Cade was in surgery.

That was the fact my brain kept circling because everything after it felt too big to understand. He had been stabbed twice. One wound had collapsed his lung, and the other had gone deep enough into his abdomen that Knox’s face had gone pale when he tried explaining what the doctors were saying. There was internal bleeding. Too much blood. Too little time. They had flown him here because an ambulance on regular roads had not been fast enough for whatever was happening inside Cade’s body.

Those were the facts Knox had given us in pieces, and every piece landed inside me like it belonged to someone else’s life. They were words I understood separately, but together they became a language my body refused to translate.

Collapsed lung.

Internal bleeding.

Critical.

Surgery.

Ventilator, maybe.

Trauma team.

I kept waiting for someone to admit they were wrong. That this was another Cade overreaction. That he would come through the doors irritated, pale, and dramatic about someone ruining his suit. That he would look at me with that exhausted, arrogant face and say, “Pip,” like my panic was personally inconveniencing him.

Because Cade Mercer was not supposed to be critical in anything other than critically wrecking every boundary I had put in place before him.

Cade Mercer was supposed to be arrogant and impossible and leaning against a counter somewhere with that stupid mouth of his, calling me Pip like I was both his favorite problem and his entire religion. He was supposed to be outside the arena with damp hair, tired eyes, and a smug grin because he had scored twice and kissed me through glass like a menace with zero respect for my nervous system. He was supposed to be making my brothers hate him for being too pretty and my dad hate him for being too easy to like.

He was not supposed to be open on an operating table while strangers tried to put his body back together and keep his heart beating.

I cried without making noise.

That was the part that felt strangest. Tears kept falling down my face, steady and warm and endless, but the rest of me had gone quiet. No sobbing. No screaming. No big dramatic collapse. Just tears. Just my chest splitting open in a way no one could see unless they looked too closely.

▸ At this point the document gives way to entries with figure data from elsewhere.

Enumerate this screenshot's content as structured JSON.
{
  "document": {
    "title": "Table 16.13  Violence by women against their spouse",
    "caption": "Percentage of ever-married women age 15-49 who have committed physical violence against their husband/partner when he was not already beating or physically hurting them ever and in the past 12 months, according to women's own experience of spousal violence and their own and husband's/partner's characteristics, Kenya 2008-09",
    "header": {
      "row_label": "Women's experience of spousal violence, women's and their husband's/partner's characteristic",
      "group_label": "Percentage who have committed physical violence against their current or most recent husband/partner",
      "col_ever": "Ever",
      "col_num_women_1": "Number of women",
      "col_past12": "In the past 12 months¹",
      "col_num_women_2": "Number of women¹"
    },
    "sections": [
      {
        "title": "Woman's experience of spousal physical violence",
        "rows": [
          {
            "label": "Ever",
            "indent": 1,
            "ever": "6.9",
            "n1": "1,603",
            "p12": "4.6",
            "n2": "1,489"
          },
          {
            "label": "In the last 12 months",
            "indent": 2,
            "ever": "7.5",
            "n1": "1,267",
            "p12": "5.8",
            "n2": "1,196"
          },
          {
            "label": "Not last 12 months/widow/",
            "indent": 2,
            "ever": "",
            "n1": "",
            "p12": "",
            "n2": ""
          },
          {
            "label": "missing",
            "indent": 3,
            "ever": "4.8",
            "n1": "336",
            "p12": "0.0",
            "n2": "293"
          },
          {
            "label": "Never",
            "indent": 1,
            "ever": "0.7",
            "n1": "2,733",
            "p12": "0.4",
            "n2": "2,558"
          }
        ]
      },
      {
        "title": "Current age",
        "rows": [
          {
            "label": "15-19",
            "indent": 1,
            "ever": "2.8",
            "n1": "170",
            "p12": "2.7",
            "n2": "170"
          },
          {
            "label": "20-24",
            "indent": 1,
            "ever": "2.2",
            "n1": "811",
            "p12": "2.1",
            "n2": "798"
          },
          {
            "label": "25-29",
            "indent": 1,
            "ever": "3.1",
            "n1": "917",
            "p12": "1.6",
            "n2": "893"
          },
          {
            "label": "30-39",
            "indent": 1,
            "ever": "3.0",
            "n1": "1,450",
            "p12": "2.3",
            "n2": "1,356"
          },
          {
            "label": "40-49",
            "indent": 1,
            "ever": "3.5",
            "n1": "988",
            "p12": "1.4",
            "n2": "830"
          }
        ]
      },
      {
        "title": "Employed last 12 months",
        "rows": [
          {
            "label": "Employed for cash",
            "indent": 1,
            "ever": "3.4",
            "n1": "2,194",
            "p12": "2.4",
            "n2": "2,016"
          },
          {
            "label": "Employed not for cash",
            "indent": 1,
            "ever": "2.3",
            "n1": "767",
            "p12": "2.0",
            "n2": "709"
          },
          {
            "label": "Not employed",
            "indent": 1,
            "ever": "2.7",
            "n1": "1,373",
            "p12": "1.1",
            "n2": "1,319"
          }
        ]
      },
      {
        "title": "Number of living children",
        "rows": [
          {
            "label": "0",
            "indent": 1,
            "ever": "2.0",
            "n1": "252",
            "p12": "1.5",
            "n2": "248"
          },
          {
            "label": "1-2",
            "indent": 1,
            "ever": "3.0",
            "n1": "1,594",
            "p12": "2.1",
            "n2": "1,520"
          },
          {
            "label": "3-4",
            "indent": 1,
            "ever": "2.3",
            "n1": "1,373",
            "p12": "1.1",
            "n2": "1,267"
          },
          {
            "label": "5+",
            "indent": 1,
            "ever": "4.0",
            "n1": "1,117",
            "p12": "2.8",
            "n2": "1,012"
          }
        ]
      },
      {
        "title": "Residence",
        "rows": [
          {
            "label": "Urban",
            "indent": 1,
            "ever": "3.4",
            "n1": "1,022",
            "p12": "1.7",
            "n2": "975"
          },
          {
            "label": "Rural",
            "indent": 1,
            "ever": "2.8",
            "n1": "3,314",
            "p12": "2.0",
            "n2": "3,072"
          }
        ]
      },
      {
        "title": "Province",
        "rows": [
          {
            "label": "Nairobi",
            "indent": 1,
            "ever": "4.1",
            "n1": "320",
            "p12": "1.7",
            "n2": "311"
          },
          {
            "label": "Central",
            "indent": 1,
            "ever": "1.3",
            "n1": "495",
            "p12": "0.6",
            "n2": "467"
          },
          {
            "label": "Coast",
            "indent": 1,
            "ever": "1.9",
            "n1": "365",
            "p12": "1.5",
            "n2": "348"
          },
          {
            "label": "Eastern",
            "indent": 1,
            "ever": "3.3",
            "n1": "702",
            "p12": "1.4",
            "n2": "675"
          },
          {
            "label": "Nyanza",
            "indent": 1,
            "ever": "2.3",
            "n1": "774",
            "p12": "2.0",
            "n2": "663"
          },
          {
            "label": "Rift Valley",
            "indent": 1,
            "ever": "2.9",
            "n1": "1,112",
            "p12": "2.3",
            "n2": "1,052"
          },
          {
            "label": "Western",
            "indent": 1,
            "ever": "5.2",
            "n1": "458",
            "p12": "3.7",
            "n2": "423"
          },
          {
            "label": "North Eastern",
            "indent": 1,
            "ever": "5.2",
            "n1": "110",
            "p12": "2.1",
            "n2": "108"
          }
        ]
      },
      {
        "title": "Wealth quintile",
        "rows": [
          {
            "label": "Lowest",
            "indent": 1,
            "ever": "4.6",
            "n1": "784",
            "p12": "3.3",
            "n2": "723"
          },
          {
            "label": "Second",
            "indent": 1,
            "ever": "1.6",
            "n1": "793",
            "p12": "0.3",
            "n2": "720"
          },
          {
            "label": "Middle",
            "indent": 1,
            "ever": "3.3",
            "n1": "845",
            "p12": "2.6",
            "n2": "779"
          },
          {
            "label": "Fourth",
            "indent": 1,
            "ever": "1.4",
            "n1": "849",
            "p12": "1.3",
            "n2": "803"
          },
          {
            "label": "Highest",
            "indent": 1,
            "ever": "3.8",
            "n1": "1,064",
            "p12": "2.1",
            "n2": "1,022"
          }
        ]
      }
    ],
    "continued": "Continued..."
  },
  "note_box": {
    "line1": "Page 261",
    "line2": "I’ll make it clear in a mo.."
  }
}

I would’ve thought this was a bad dream if the screaming in my own ribs wasn’t the only thing keeping me awake.

The door opened.

Ryan walked in covered in Cade’s blood.

For one second, the whole room stopped breathing.

He stood just inside the doorway like he hadn’t meant to come in. Like his body had carried him there because he knew where we were, but his brain had not caught up to the fact that walking into a room full of people who loved Cade while wearing that much of him would detonate all of us.

His white dress shirt was ruined. His sleeves were dark to the elbows. Blood had dried in uneven streaks across his forearms and beneath his fingernails. There was a smear of it near his jaw, like he had dragged his hand over his face and forgotten what was on it.